Nevertheless, crossing that bridge between reinvention and maximization requires strategy. Here are the four approaches the participants in the Starbucks lab described. Right now, pretty much everybody in health care is stuck in “Church and State” (if they can be said to have a strategy at all). I’d love to find the team ready to try a better way.
Four Models to Balance Reinvention and Maximization
Church and State: Sure, the five-year plans of the guys who spend all day in Excel can ultimately be reconciled with the crazy dreams of the brand builders. But it's best to remember that these two ways of thinking access different parts of the brain and people with radically different skill sets. The people responsible for reinvention and maximization should be allowed to operate according to their own logic and given their own "sacred spaces." Then it should fall to a small team of organization leaders to reconcile the two sides. These leaders are also responsible for maintaining the "faith" that both sides are working for the greater good of the organization.
Turn! Turn! Turn!: The relationship between reinvention and maximization is a natural cycle like the changing of the seasons. There are times when the people who are itching to develop a new product or plan must sit back and come up with tactics to harvest the benefits of what has already been built. Similarly, the folks responsible for the next earnings statement or report to the board
need to remember that creative types always need some level of stimulus if they are to exercise their brilliance and bring about the next spring. Conversation between the maximizers and the reinventors is made possible by a common understanding of the organization’s place in the natural cycle.
Planned Obsolescence: We've perfected a new idea or product. Now it’s time to unleash it upon the world. We call our plan to do it together a "company," or perhaps a team within a company. But everyone will be happier if we recognize this is a temporary relationship. The people who prefer to spend all of their time hatching new concepts and those who are best at increasing market share agree to a temporary alliance to achieve specific goals. But they agree that after a set period, they'll switch to reinvention mode and rebuild the strategy from scratch. Known deadlines will bring a sense of urgency to both reinvention and urgency as well as give everyone involved in the venture the chance to exercise both skills.
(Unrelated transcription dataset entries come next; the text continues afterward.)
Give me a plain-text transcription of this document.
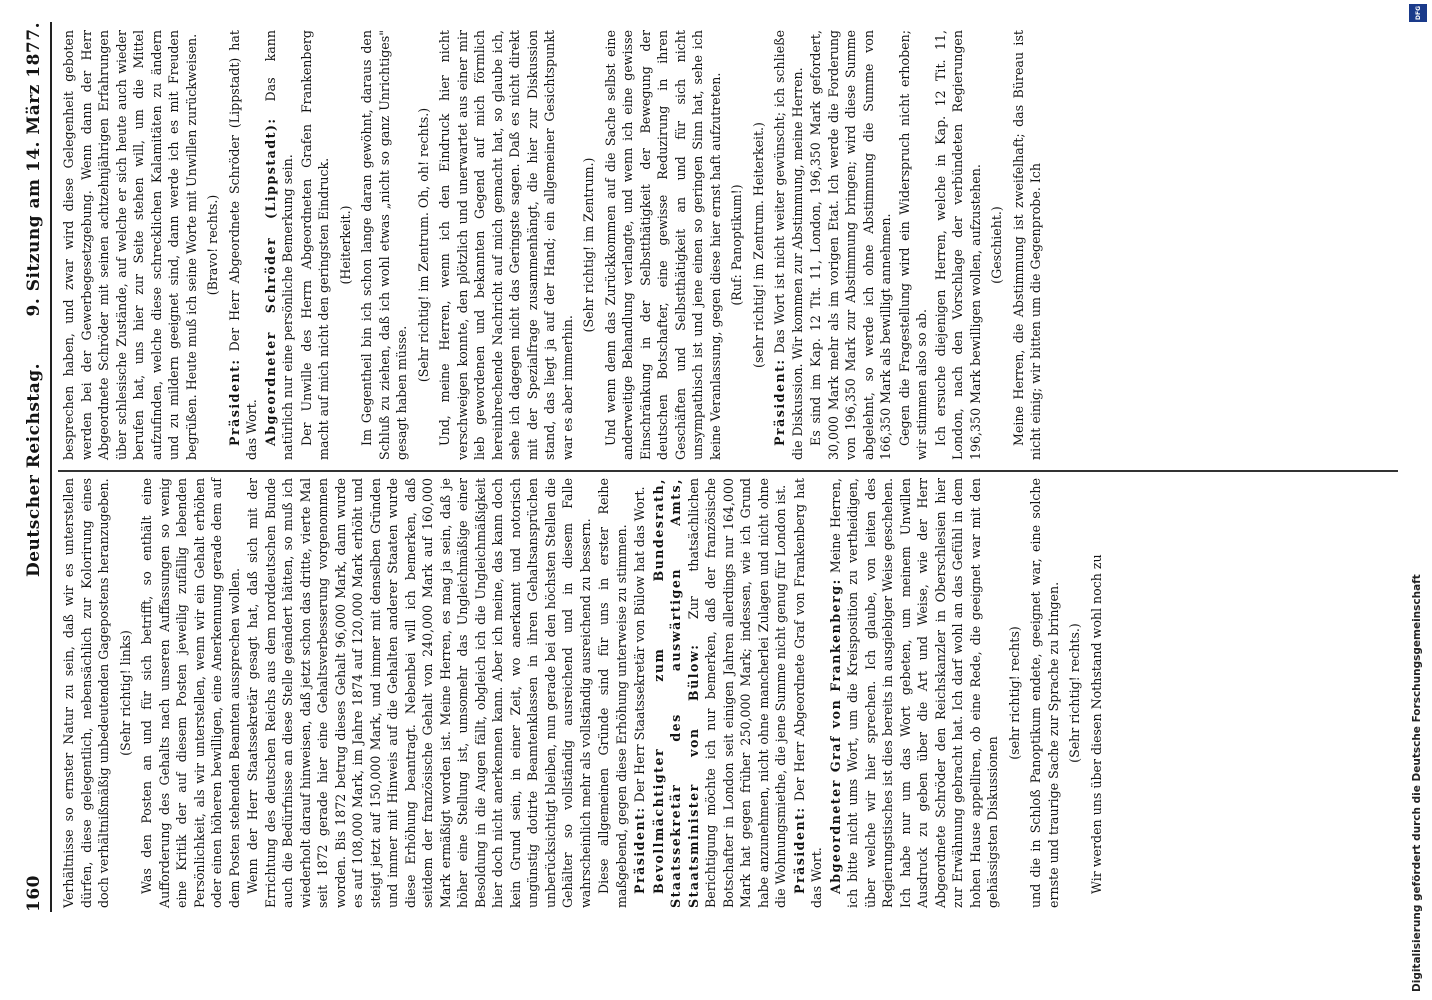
160
Deutscher Reichstag.
9. Sitzung am 14. März 1877.

Verhältnisse so ernster Natur zu sein, daß wir es unterstellen dürfen, diese gelegentlich, nebensächlich zur Kolorirung eines doch verhältnißmäßig unbedeutenden Gagepostens heranzugeben. (Sehr richtig! links) Was den Posten an und für sich betrifft, so enthält eine Aufforderung des Gehalts nach unseren Auffassungen so wenig eine Kritik der auf diesem Posten jeweilig zufällig lebenden Persönlichkeit, als wir unterstellen, wenn wir ein Gehalt erhöhen oder einen höheren bewilligen, eine Anerkennung gerade dem auf dem Posten stehenden Beamten aussprechen wollen. Wenn der Herr Staatssekretär gesagt hat, daß sich mit der Errichtung des deutschen Reichs aus dem norddeutschen Bunde auch die Bedürfnisse an diese Stelle geändert hätten, so muß ich wiederholt darauf hinweisen, daß jetzt schon das dritte, vierte Mal seit 1872 gerade hier eine Gehaltsverbesserung vorgenommen worden. Bis 1872 betrug dieses Gehalt 96,000 Mark, dann wurde es auf 108,000 Mark, im Jahre 1874 auf 120,000 Mark erhöht und steigt jetzt auf 150,000 Mark, und immer mit denselben Gründen und immer mit Hinweis auf die Gehalten anderer Staaten wurde diese Erhöhung beantragt. Nebenbei will ich bemerken, daß seitdem der französische Gehalt von 240,000 Mark auf 160,000 Mark ermäßigt worden ist. Meine Herren, es mag ja sein, daß je höher eine Stellung ist, umsomehr das Ungleichmäßige einer Besoldung in die Augen fällt, obgleich ich die Ungleichmäßigkeit hier doch nicht anerkennen kann. Aber ich meine, das kann doch kein Grund sein, in einer Zeit, wo anerkannt und notorisch ungünstig dotirte Beamtenklassen in ihren Gehaltsansprüchen unberücksichtigt bleiben, nun gerade bei den höchsten Stellen die Gehälter so vollständig ausreichend und in diesem Falle wahrscheinlich mehr als vollständig ausreichend zu bessern. Diese allgemeinen Gründe sind für uns in erster Reihe maßgebend, gegen diese Erhöhung unterweise zu stimmen. Präsident: Der Herr Staatssekretär von Bülow hat das Wort. Bevollmächtigter zum Bundesrath, Staatssekretär des auswärtigen Amts, Staatsminister von Bülow: Zur thatsächlichen Berichtigung möchte ich nur bemerken, daß der französische Botschafter in London seit einigen Jahren allerdings nur 164,000 Mark hat gegen früher 250,000 Mark; indessen, wie ich Grund habe anzunehmen, nicht ohne mancherlei Zulagen und nicht ohne die Wohnungsmiethe, die jene Summe nicht genug für London ist. Präsident: Der Herr Abgeordnete Graf von Frankenberg hat das Wort. Abgeordneter Graf von Frankenberg: Meine Herren, ich bitte nicht ums Wort, um die Kreisposition zu vertheidigen, über welche wir hier sprechen. Ich glaube, von leiten des Regierungstisches ist dies bereits in ausgiebiger Weise geschehen. Ich habe nur um das Wort gebeten, um meinem Unwillen Ausdruck zu geben über die Art und Weise, wie der Herr Abgeordnete Schröder den Reichskanzler in Oberschlesien hier zur Erwähnung gebracht hat. Ich darf wohl an das Gefühl in dem hohen Hause appelliren, ob eine Rede, die geeignet war mit den gehässigsten Diskussionen

(sehr richtig! rechts) und die in Schloß Panoptikum endete, geeignet war, eine solche ernste und traurige Sache zur Sprache zu bringen. (Sehr richtig! rechts.) Wir werden uns über diesen Nothstand wohl noch zu

besprechen haben, und zwar wird diese Gelegenheit geboten werden bei der Gewerbegesetzgebung. Wenn dann der Herr Abgeordnete Schröder mit seinen achtzehnjährigen Erfahrungen über schlesische Zustände, auf welche er sich heute auch wieder berufen hat, uns hier zur Seite stehen will, um die Mittel aufzufinden, welche diese schrecklichen Kalamitäten zu ändern und zu mildern geeignet sind, dann werde ich es mit Freuden begrüßen. Heute muß ich seine Worte mit Unwillen zurückweisen. (Bravo! rechts.)

Präsident: Der Herr Abgeordnete Schröder (Lippstadt) hat das Wort. Abgeordneter Schröder (Lippstadt): Das kann natürlich nur eine persönliche Bemerkung sein. Der Unwille des Herrn Abgeordneten Grafen Frankenberg macht auf mich nicht den geringsten Eindruck. (Heiterkeit.) Im Gegentheil bin ich schon lange daran gewöhnt, daraus den Schluß zu ziehen, daß ich wohl etwas „nicht so ganz Unrichtiges" gesagt haben müsse.

(Sehr richtig! im Zentrum. Oh, oh! rechts.) Und, meine Herren, wenn ich den Eindruck hier nicht verschweigen konnte, den plötzlich und unerwartet aus einer mir lieb gewordenen und bekannten Gegend auf mich förmlich hereinbrechende Nachricht auf mich gemacht hat, so glaube ich, sehe ich dagegen nicht das Geringste sagen. Daß es nicht direkt mit der Spezialfrage zusammenhängt, die hier zur Diskussion stand, das liegt ja auf der Hand; ein allgemeiner Gesichtspunkt war es aber immerhin.

(Sehr richtig! im Zentrum.) Und wenn denn das Zurückkommen auf die Sache selbst eine anderweitige Behandlung verlangte, und wenn ich eine gewisse Einschränkung in der Selbstthätigkeit der Bewegung der deutschen Botschafter, eine gewisse Reduzirung in ihren Geschäften und Selbstthätigkeit an und für sich nicht unsympathisch ist und jene einen so geringen Sinn hat, sehe ich keine Veranlassung, gegen diese hier ernst haft aufzutreten. (Ruf: Panoptikum!) (sehr richtig! im Zentrum. Heiterkeit.)

Präsident: Das Wort ist nicht weiter gewünscht; ich schließe die Diskussion. Wir kommen zur Abstimmung, meine Herren. Es sind im Kap. 12 Tit. 11, London, 196,350 Mark gefordert, 30,000 Mark mehr als im vorigen Etat. Ich werde die Forderung von 196,350 Mark zur Abstimmung bringen; wird diese Summe abgelehnt, so werde ich ohne Abstimmung die Summe von 166,350 Mark als bewilligt annehmen. Gegen die Fragestellung wird ein Widerspruch nicht erhoben; wir stimmen also so ab. Ich ersuche diejenigen Herren, welche in Kap. 12 Tit. 11, London, nach den Vorschlage der verbündeten Regierungen 196,350 Mark bewilligen wollen, aufzustehen. (Geschieht.) Meine Herren, die Abstimmung ist zweifelhaft; das Büreau ist nicht einig; wir bitten um die Gegenprobe. Ich

Digitalisierung gefördert durch die Deutsche Forschungsgemeinschaft
DFG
The Star Within a Star: All of the elements that make life possible in the Universe resulted from previous stars going supernova. Creative concepts often reconfigure the strategies of organizations in similar ways; we've all run into the idea that seems so good that we should immediately devote the entire team to promoting it. But such sudden shifts can quickly lead everyone into a black hole. Instead, everyone in an organization should recognize that in the natural course of doing business, new centers of gravity will emerge and resources should be realigned around them gradually. The originators of new ideas can be recognized without forcing the whole world to revolve around them; the overall system is built in a way to blow things up again and again.
I suspect that the CNO and the nursing staff behind them are largely female and the executives to whom they report as well as the doctors with whom (and under whom) they work are largely male. When that gender gap eventually shifts, and it will as more men enter nursing and more women become doctors and hospital executives, the very definitions of reinvention and maximization may undergo a change that allows for more balance.